The system uses per-job locks to prevent race conditions:

// Lock specific job during updates
s.lockJob(jobID)
defer s.unlockJob(jobID)

Best Practices¶

For Users¶

Expect Keyspace Changes: Don't be alarmed if keyspaces update during execution
Manual Potfile Refresh: Remember to refresh potfile after cracking campaigns
Monitor Progress: Check effective keyspace to understand total work
Plan Updates: Large file changes can significantly affect running jobs

For Administrators¶

Monitor Disk Space: File updates may require temporary storage
Adjust Check Intervals: Balance between responsiveness and system load
Review Logs: Check for update failures or lock timeouts
Database Maintenance: Ensure potfile staging table doesn't grow too large

For Developers¶

Respect Forward-Only: Never try to retroactively update dispatched tasks
Use Job Locks: Always lock jobs during updates to prevent races
Handle Errors Gracefully: File update failures shouldn't crash jobs
Test Edge Cases: Consider jobs with no tasks, completed tasks, etc.

Troubleshooting¶

Common Issues¶

Keyspace Not Updating: - Verify file actually changed (MD5 hash different) - Check directory monitor is running - Ensure job is in eligible state (pending/running/paused)

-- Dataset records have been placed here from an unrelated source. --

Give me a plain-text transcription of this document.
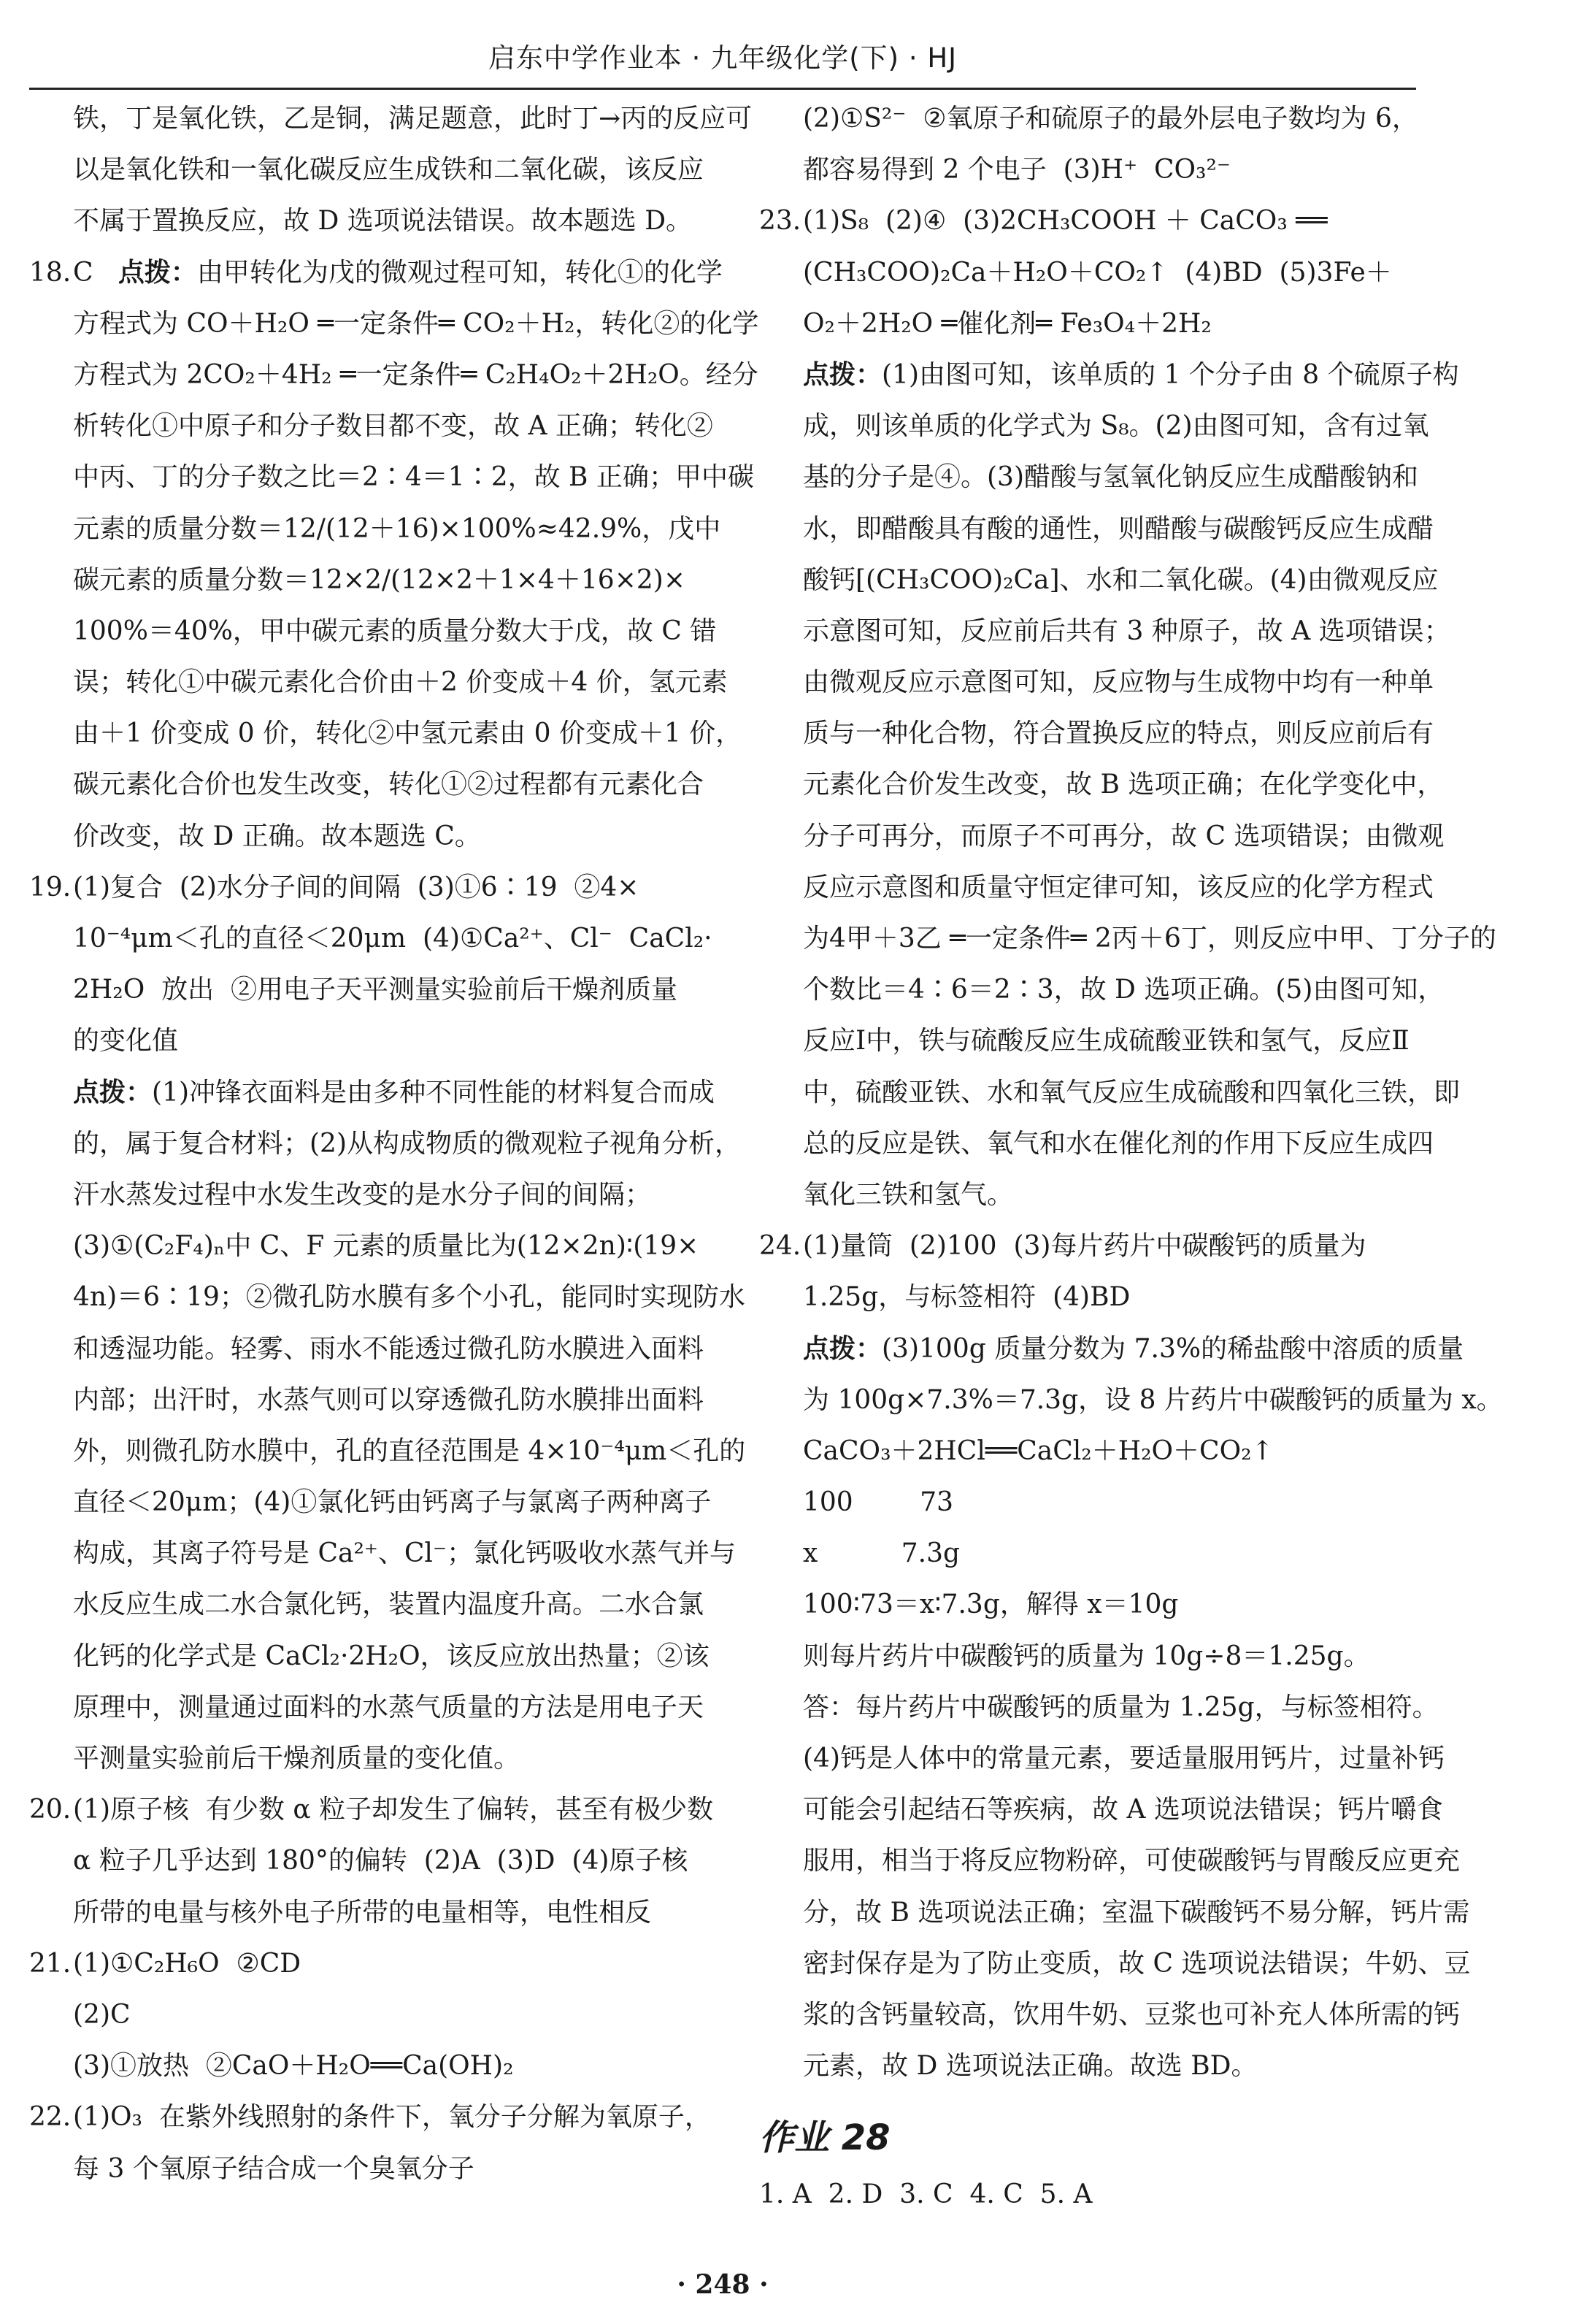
启东中学作业本 · 九年级化学(下) · HJ
铁，丁是氧化铁，乙是铜，满足题意，此时丁→丙的反应可
以是氧化铁和一氧化碳反应生成铁和二氧化碳，该反应
不属于置换反应，故 D 选项说法错误。故本题选 D。
18.C   点拨：由甲转化为戊的微观过程可知，转化①的化学
方程式为 CO＋H₂O ═一定条件═ CO₂＋H₂，转化②的化学
方程式为 2CO₂＋4H₂ ═一定条件═ C₂H₄O₂＋2H₂O。经分
析转化①中原子和分子数目都不变，故 A 正确；转化②
中丙、丁的分子数之比＝2∶4＝1∶2，故 B 正确；甲中碳
元素的质量分数＝12/(12＋16)×100%≈42.9%，戊中
碳元素的质量分数＝12×2/(12×2＋1×4＋16×2)×
100%＝40%，甲中碳元素的质量分数大于戊，故 C 错
误；转化①中碳元素化合价由＋2 价变成＋4 价，氢元素
由＋1 价变成 0 价，转化②中氢元素由 0 价变成＋1 价，
碳元素化合价也发生改变，转化①②过程都有元素化合
价改变，故 D 正确。故本题选 C。
19.(1)复合  (2)水分子间的间隔  (3)①6∶19  ②4×
10⁻⁴μm＜孔的直径＜20μm  (4)①Ca²⁺、Cl⁻  CaCl₂·
2H₂O  放出  ②用电子天平测量实验前后干燥剂质量
的变化值
点拨：(1)冲锋衣面料是由多种不同性能的材料复合而成
的，属于复合材料；(2)从构成物质的微观粒子视角分析，
汗水蒸发过程中水发生改变的是水分子间的间隔；
(3)①(C₂F₄)ₙ中 C、F 元素的质量比为(12×2n)∶(19×
4n)＝6∶19；②微孔防水膜有多个小孔，能同时实现防水
和透湿功能。轻雾、雨水不能透过微孔防水膜进入面料
内部；出汗时，水蒸气则可以穿透微孔防水膜排出面料
外，则微孔防水膜中，孔的直径范围是 4×10⁻⁴μm＜孔的
直径＜20μm；(4)①氯化钙由钙离子与氯离子两种离子
构成，其离子符号是 Ca²⁺、Cl⁻；氯化钙吸收水蒸气并与
水反应生成二水合氯化钙，装置内温度升高。二水合氯
化钙的化学式是 CaCl₂·2H₂O，该反应放出热量；②该
原理中，测量通过面料的水蒸气质量的方法是用电子天
平测量实验前后干燥剂质量的变化值。
20.(1)原子核  有少数 α 粒子却发生了偏转，甚至有极少数
α 粒子几乎达到 180°的偏转  (2)A  (3)D  (4)原子核
所带的电量与核外电子所带的电量相等，电性相反
21.(1)①C₂H₆O  ②CD
(2)C
(3)①放热  ②CaO＋H₂O══Ca(OH)₂
22.(1)O₃  在紫外线照射的条件下，氧分子分解为氧原子，
每 3 个氧原子结合成一个臭氧分子
(2)①S²⁻  ②氧原子和硫原子的最外层电子数均为 6，
都容易得到 2 个电子  (3)H⁺  CO₃²⁻
23.(1)S₈  (2)④  (3)2CH₃COOH ＋ CaCO₃ ══
(CH₃COO)₂Ca＋H₂O＋CO₂↑  (4)BD  (5)3Fe＋
O₂＋2H₂O ═催化剂═ Fe₃O₄＋2H₂
点拨：(1)由图可知，该单质的 1 个分子由 8 个硫原子构
成，则该单质的化学式为 S₈。(2)由图可知，含有过氧
基的分子是④。(3)醋酸与氢氧化钠反应生成醋酸钠和
水，即醋酸具有酸的通性，则醋酸与碳酸钙反应生成醋
酸钙[(CH₃COO)₂Ca]、水和二氧化碳。(4)由微观反应
示意图可知，反应前后共有 3 种原子，故 A 选项错误；
由微观反应示意图可知，反应物与生成物中均有一种单
质与一种化合物，符合置换反应的特点，则反应前后有
元素化合价发生改变，故 B 选项正确；在化学变化中，
分子可再分，而原子不可再分，故 C 选项错误；由微观
反应示意图和质量守恒定律可知，该反应的化学方程式
为4甲＋3乙 ═一定条件═ 2丙＋6丁，则反应中甲、丁分子的
个数比＝4∶6＝2∶3，故 D 选项正确。(5)由图可知，
反应Ⅰ中，铁与硫酸反应生成硫酸亚铁和氢气，反应Ⅱ
中，硫酸亚铁、水和氧气反应生成硫酸和四氧化三铁，即
总的反应是铁、氧气和水在催化剂的作用下反应生成四
氧化三铁和氢气。
24.(1)量筒  (2)100  (3)每片药片中碳酸钙的质量为
1.25g，与标签相符  (4)BD
点拨：(3)100g 质量分数为 7.3%的稀盐酸中溶质的质量
为 100g×7.3%＝7.3g，设 8 片药片中碳酸钙的质量为 x。
CaCO₃＋2HCl══CaCl₂＋H₂O＋CO₂↑
100        73
x          7.3g
100∶73＝x∶7.3g，解得 x＝10g
则每片药片中碳酸钙的质量为 10g÷8＝1.25g。
答：每片药片中碳酸钙的质量为 1.25g，与标签相符。
(4)钙是人体中的常量元素，要适量服用钙片，过量补钙
可能会引起结石等疾病，故 A 选项说法错误；钙片嚼食
服用，相当于将反应物粉碎，可使碳酸钙与胃酸反应更充
分，故 B 选项说法正确；室温下碳酸钙不易分解，钙片需
密封保存是为了防止变质，故 C 选项说法错误；牛奶、豆
浆的含钙量较高，饮用牛奶、豆浆也可补充人体所需的钙
元素，故 D 选项说法正确。故选 BD。
作业 28
1. A  2. D  3. C  4. C  5. A
· 248 ·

Incorrect Effective Keyspace: - Verify multiplication_factor is set correctly - Check if job uses rule splitting - Review calculation for "missed" keyspace

Potfile Not Updating Jobs: - Ensure manual refresh was triggered - Check potfile staging has new entries - Verify job references potfile wordlist

Debug Logging¶

Enable debug logging to trace update flow:

DEBUG: Directory monitor detected change
DEBUG: Handling wordlist update, old: 1000000, new: 1100000
DEBUG: Updated job keyspace, effective: 1100000000

Limitations¶

No Retroactive Updates: Already-dispatched work won't get new words/rules
Forward Progress Only: System doesn't track or compensate for missed combinations
Manual Potfile Refresh: Requires user action to trigger potfile updates
File Lock Conflicts: Rapid file changes might cause temporary update delays

Future Enhancements¶

Potential improvements under consideration:

Deficit Tracking: Optional mode to track missed combinations
Automatic Potfile Refresh: Configurable automatic refresh intervals
Smart Chunking: Re-chunk remaining work when files change significantly
Update History: Track all keyspace changes for job audit trail
Predictive Updates: Estimate impact before applying changes

Summary¶

The Job Update System ensures KrakenHashes jobs remain accurate and efficient as resources change. By following a forward-only philosophy, it provides a balance between consistency for running tasks and adaptability for future work. Understanding this system helps explain why job keyspaces may change during execution and how the system maintains integrity without disrupting active cracking operations.